At times, the drums by Dirty Three's White overpower Nastasia, and at others, the two seem to be playing in completely different rooms. The louder you turn up the volume, the more the disparities become evident, and I want to grab my own guitar and play and sing along just to make Nastasia's melodies stand out more, especially on songs like "Our Discussion," where White's drums patter around Nastasia's barely audible folky arpeggios.
But the vocals often come through loud and clear--you can hear the air being pushed through Nastasia's vocal chords even on the quietest notes. It follows, then, that the uneven mix and the tension it creates is probably intentional, which is what makes You Follow Me so exciting. It's erotic and narcotic in this withholding of volume--the brilliance of the songs is evident but not fully enacted, their live potential palpable.

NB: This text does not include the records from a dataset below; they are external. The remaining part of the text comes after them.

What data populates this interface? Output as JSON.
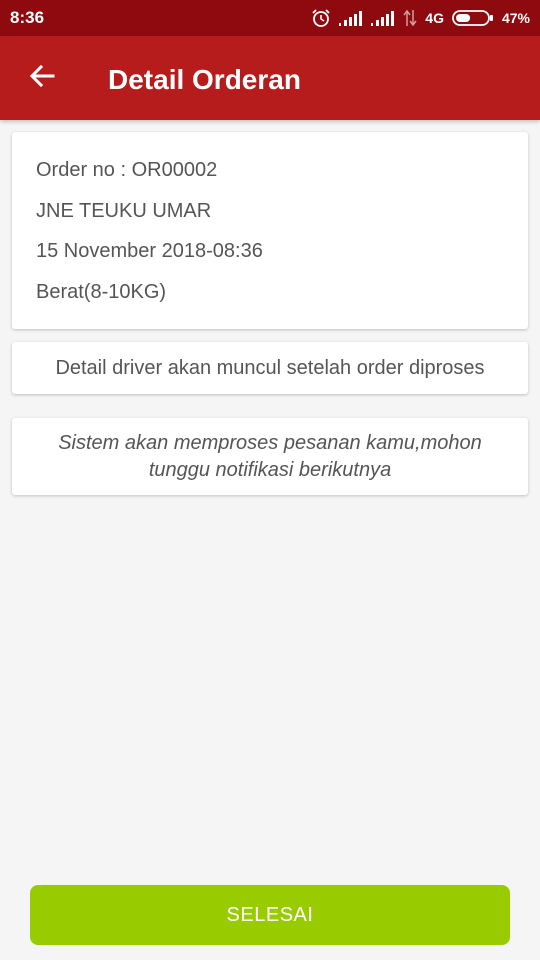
{
  "status_bar": {
    "time": "8:36",
    "network": "4G",
    "battery": "47%",
    "battery_level": 0.47,
    "icons": [
      "alarm-icon",
      "signal-icon",
      "signal-icon",
      "data-transfer-icon",
      "battery-icon"
    ]
  },
  "app_bar": {
    "back_icon": "arrow-left-icon",
    "title": "Detail Orderan",
    "color": "#b71c1c"
  },
  "order": {
    "order_no": "Order no : OR00002",
    "courier": "JNE TEUKU UMAR",
    "datetime": "15 November 2018-08:36",
    "weight": "Berat(8-10KG)"
  },
  "driver_notice": "Detail driver akan muncul setelah order diproses",
  "system_notice": "Sistem akan memproses pesanan kamu,mohon tunggu notifikasi berikutnya",
  "finish_button": {
    "label": "SELESAI",
    "color": "#99cc00"
  }
}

Nowhere is this more evident than on "Late Night," where Nastasia's voice elevates to Johnny Cash-like darkness and volume and then falls back instantaneously. She's just strumming her guitar, and White is just accenting the rhythm, but between the sparse instrumentation is room for excruciating volume, for waves of guitar feedback, for catharsis that never is fully realized except in your own imagination. You Follow Me, like the never-ending search for jouissance, beckons you with its impossible possibilities, and you have no choice but to follow.